I've seen them numbered starting from #1 and up, as well as lettered ranging from A and beyond...Most claiming state that the latter nomenclatures are of a lower standard. 
So where does "0" fall in?


----------



## splattttttt (May 17, 2012)

*Re: ERIK NØRDING Grading Systems...*

And so, upon receiving it, I've had the pleasure of savoring several blends from this pipe. Can't beat the below $50. winning bid.
What I like most about it is the dry clean smoke it delivers. And the stem is quite comfy, though it does get a little hot if packed a bit tight. 
May end up being one of those pipes that I'll dedicate to that one blend that smokes the coolest perhaps. 
So far, the best experience I've had so far has been with aired out rubbed spun rolls and loosely packed.


----------



## steinr1 (Oct 22, 2010)

*Re: ERIK NØRDING Grading Systems...*

Very nice looking pipe! Just the sort of thing I smoke myself.

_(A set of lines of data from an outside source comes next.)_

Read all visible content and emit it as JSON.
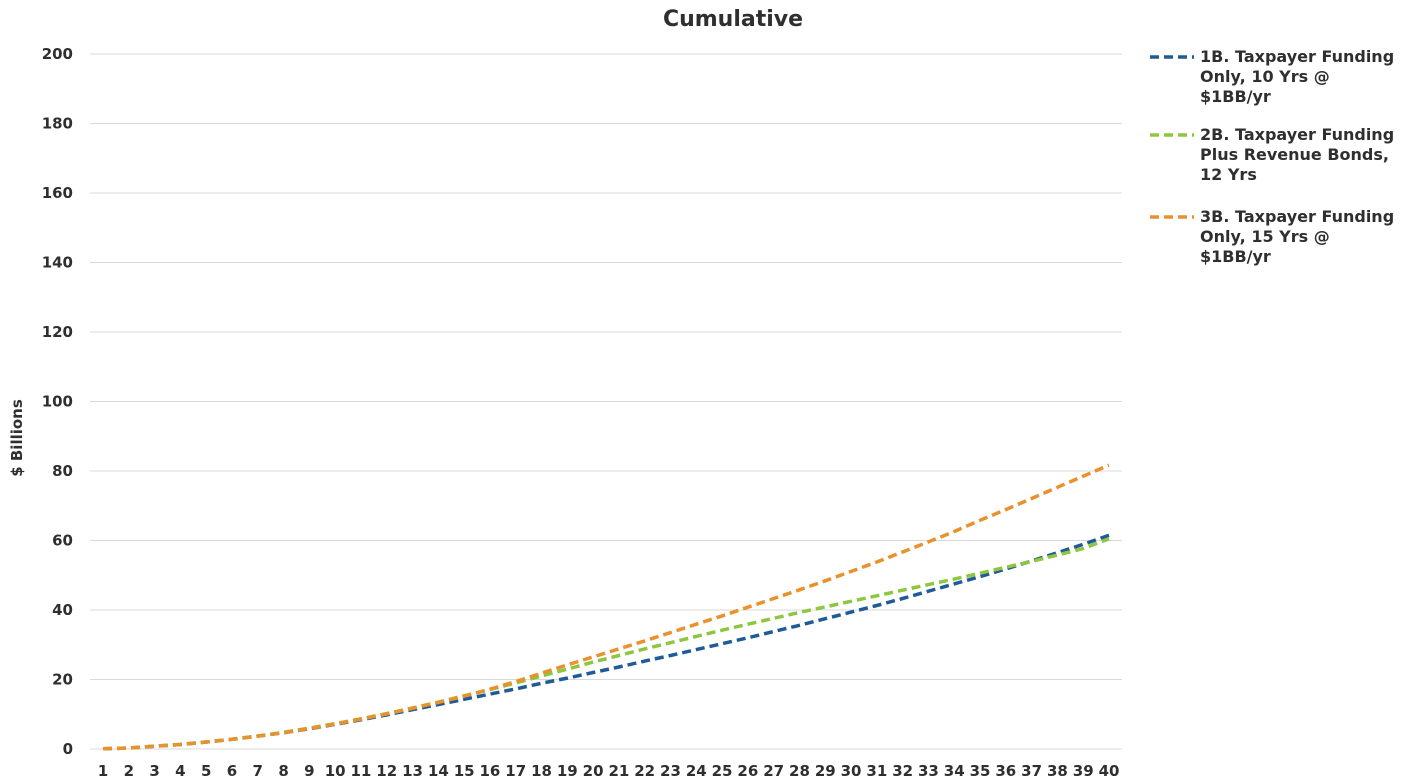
{
  "chart_data": {
    "type": "line",
    "title": "Cumulative",
    "xlabel": "",
    "ylabel": "$ Billions",
    "ylim": [
      0,
      200
    ],
    "yticks": [
      0,
      20,
      40,
      60,
      80,
      100,
      120,
      140,
      160,
      180,
      200
    ],
    "grid": true,
    "legend_position": "right",
    "x": [
      1,
      2,
      3,
      4,
      5,
      6,
      7,
      8,
      9,
      10,
      11,
      12,
      13,
      14,
      15,
      16,
      17,
      18,
      19,
      20,
      21,
      22,
      23,
      24,
      25,
      26,
      27,
      28,
      29,
      30,
      31,
      32,
      33,
      34,
      35,
      36,
      37,
      38,
      39,
      40
    ],
    "series": [
      {
        "name": "1B. Taxpayer Funding Only, 10 Yrs @ $1BB/yr",
        "legend_lines": [
          "1B. Taxpayer Funding",
          "Only, 10 Yrs @",
          "$1BB/yr"
        ],
        "color": "#1f5b96",
        "values": [
          0.1,
          0.3,
          0.8,
          1.3,
          2.0,
          2.8,
          3.7,
          4.7,
          5.8,
          7.1,
          8.4,
          9.8,
          11.3,
          12.8,
          14.3,
          15.8,
          17.3,
          18.9,
          20.4,
          22.0,
          23.6,
          25.3,
          26.9,
          28.6,
          30.3,
          32.0,
          33.8,
          35.6,
          37.5,
          39.4,
          41.3,
          43.3,
          45.4,
          47.5,
          49.6,
          51.8,
          54.1,
          56.5,
          58.9,
          61.5
        ]
      },
      {
        "name": "2B. Taxpayer Funding Plus Revenue Bonds, 12 Yrs",
        "legend_lines": [
          "2B. Taxpayer Funding",
          "Plus Revenue Bonds,",
          "12 Yrs"
        ],
        "color": "#8dc63f",
        "values": [
          0.1,
          0.3,
          0.8,
          1.3,
          2.0,
          2.8,
          3.7,
          4.8,
          6.0,
          7.3,
          8.7,
          10.2,
          11.8,
          13.5,
          15.3,
          17.1,
          19.0,
          21.0,
          23.0,
          25.0,
          26.9,
          28.8,
          30.6,
          32.4,
          34.2,
          35.9,
          37.6,
          39.3,
          40.9,
          42.5,
          44.1,
          45.7,
          47.3,
          48.9,
          50.6,
          52.3,
          54.0,
          55.8,
          57.7,
          60.5
        ]
      },
      {
        "name": "3B. Taxpayer Funding Only, 15 Yrs @ $1BB/yr",
        "legend_lines": [
          "3B. Taxpayer Funding",
          "Only, 15 Yrs @",
          "$1BB/yr"
        ],
        "color": "#e8912d",
        "values": [
          0.1,
          0.3,
          0.8,
          1.3,
          2.0,
          2.8,
          3.7,
          4.7,
          5.9,
          7.2,
          8.6,
          10.1,
          11.7,
          13.4,
          15.2,
          17.2,
          19.4,
          21.8,
          24.2,
          26.5,
          28.8,
          31.1,
          33.5,
          35.9,
          38.3,
          40.8,
          43.3,
          45.8,
          48.4,
          51.1,
          53.8,
          56.7,
          59.6,
          62.6,
          65.8,
          68.9,
          72.1,
          75.3,
          78.5,
          81.7
        ]
      }
    ]
  }
}
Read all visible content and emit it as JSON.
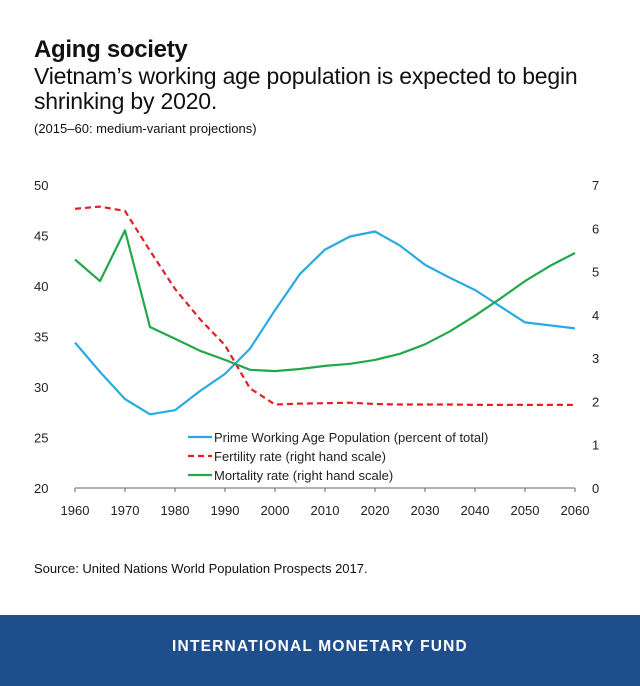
{
  "header": {
    "title": "Aging society",
    "subtitle": "Vietnam’s working age population is expected to begin shrinking by 2020.",
    "note": "(2015–60: medium-variant projections)"
  },
  "source": "Source: United Nations World Population Prospects 2017.",
  "footer": {
    "label": "INTERNATIONAL MONETARY FUND",
    "background": "#1f4e8c"
  },
  "chart_data": {
    "type": "line",
    "title": "Aging society",
    "x": [
      1960,
      1965,
      1970,
      1975,
      1980,
      1985,
      1990,
      1995,
      2000,
      2005,
      2010,
      2015,
      2020,
      2025,
      2030,
      2035,
      2040,
      2045,
      2050,
      2055,
      2060
    ],
    "xlim": [
      1960,
      2060
    ],
    "x_ticks": [
      "1960",
      "1970",
      "1980",
      "1990",
      "2000",
      "2010",
      "2020",
      "2030",
      "2040",
      "2050",
      "2060"
    ],
    "ylim_left": [
      20,
      50
    ],
    "y_ticks_left": [
      "20",
      "25",
      "30",
      "35",
      "40",
      "45",
      "50"
    ],
    "ylim_right": [
      0,
      7
    ],
    "y_ticks_right": [
      "0",
      "1",
      "2",
      "3",
      "4",
      "5",
      "6",
      "7"
    ],
    "grid": false,
    "legend_position": "lower-right",
    "series": [
      {
        "name": "Prime Working Age Population (percent of total)",
        "axis": "left",
        "color": "#29abe2",
        "style": "solid",
        "values": [
          34.4,
          31.5,
          28.8,
          27.3,
          27.7,
          29.6,
          31.3,
          33.8,
          37.6,
          41.2,
          43.6,
          44.9,
          45.4,
          44.0,
          42.1,
          40.8,
          39.6,
          38.0,
          36.4,
          36.1,
          35.8
        ]
      },
      {
        "name": "Fertility rate (right hand scale)",
        "axis": "right",
        "color": "#e41e26",
        "style": "dashed",
        "values": [
          6.45,
          6.5,
          6.4,
          5.48,
          4.6,
          3.9,
          3.3,
          2.3,
          1.93,
          1.95,
          1.96,
          1.97,
          1.94,
          1.93,
          1.93,
          1.93,
          1.92,
          1.92,
          1.92,
          1.92,
          1.92
        ]
      },
      {
        "name": "Mortality rate (right hand scale)",
        "axis": "right",
        "color": "#22a84a",
        "style": "solid",
        "values": [
          5.28,
          4.78,
          5.95,
          3.72,
          3.45,
          3.17,
          2.96,
          2.73,
          2.7,
          2.75,
          2.82,
          2.87,
          2.96,
          3.1,
          3.32,
          3.62,
          3.98,
          4.37,
          4.78,
          5.13,
          5.43
        ]
      }
    ]
  }
}
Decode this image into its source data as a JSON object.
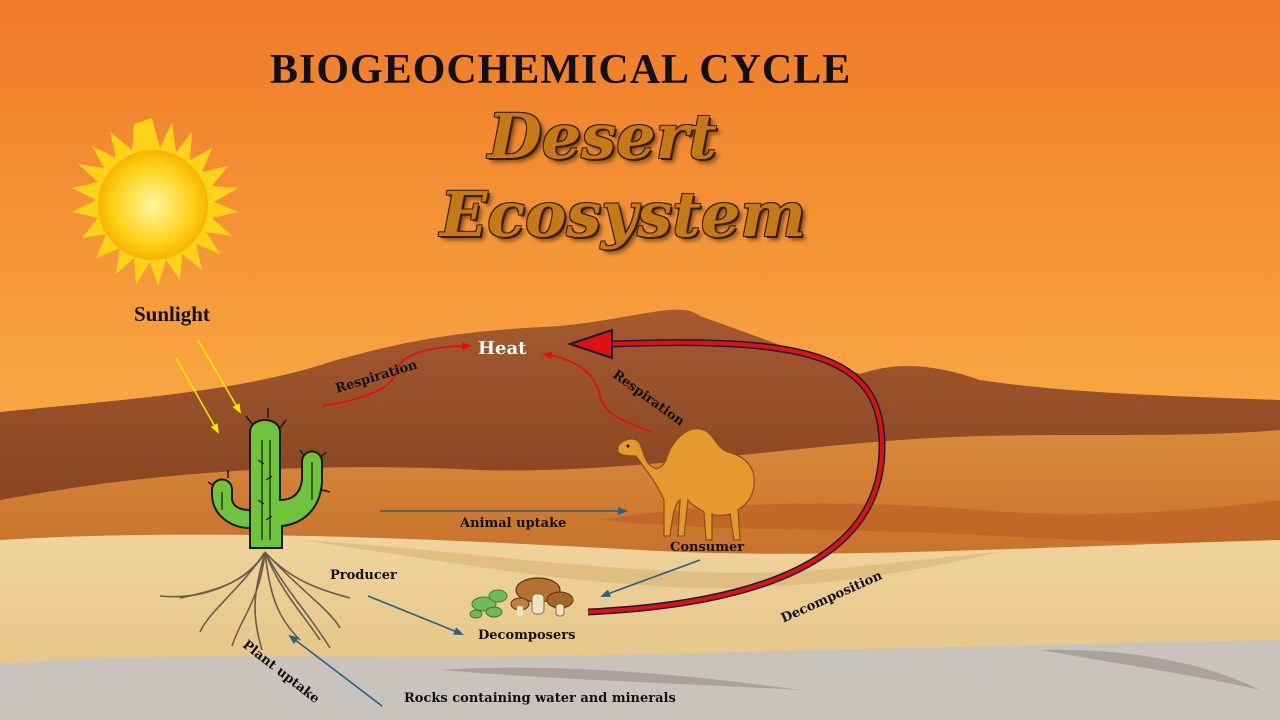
{
  "title": "BIOGEOCHEMICAL CYCLE",
  "subtitle_line1": "Desert",
  "subtitle_line2": "Ecosystem",
  "labels": {
    "sunlight": "Sunlight",
    "heat": "Heat",
    "respiration_producer": "Respiration",
    "respiration_consumer": "Respiration",
    "animal_uptake": "Animal uptake",
    "consumer": "Consumer",
    "producer": "Producer",
    "decomposers": "Decomposers",
    "decomposition": "Decomposition",
    "plant_uptake": "Plant uptake",
    "rocks": "Rocks containing water and minerals"
  },
  "colors": {
    "sky_top": "#f07a28",
    "sky_bottom": "#f7b24a",
    "mountain": "#a8592e",
    "sand": "#e8c98e",
    "respiration_arrow": "#e01010",
    "flow_arrow": "#2a6080",
    "sun": "#ffd21a"
  }
}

If the cake hasn't built up much as yet, I'd give the pipe a chance in terms of smoking hot. A good layer of cake can transform things (as can getting used to the pipe in general).


----------



## piperdown (Jul 19, 2009)

*Re: ERIK NØRDING Grading Systems...*

Jack, that is one beautiful looking pipe! Congrats on the purchase.


----------



## splattttttt (May 17, 2012)

*Re: ERIK NØRDING Grading Systems...*

Thanks guys. Agreed the cake is missing as the pipe had been reamed down to the bare bone.
First 1/4 smokes superb, than the harshness begins, followd by the heat.
The bowl diameter on it is quite large and this is often a challenge for me.


----------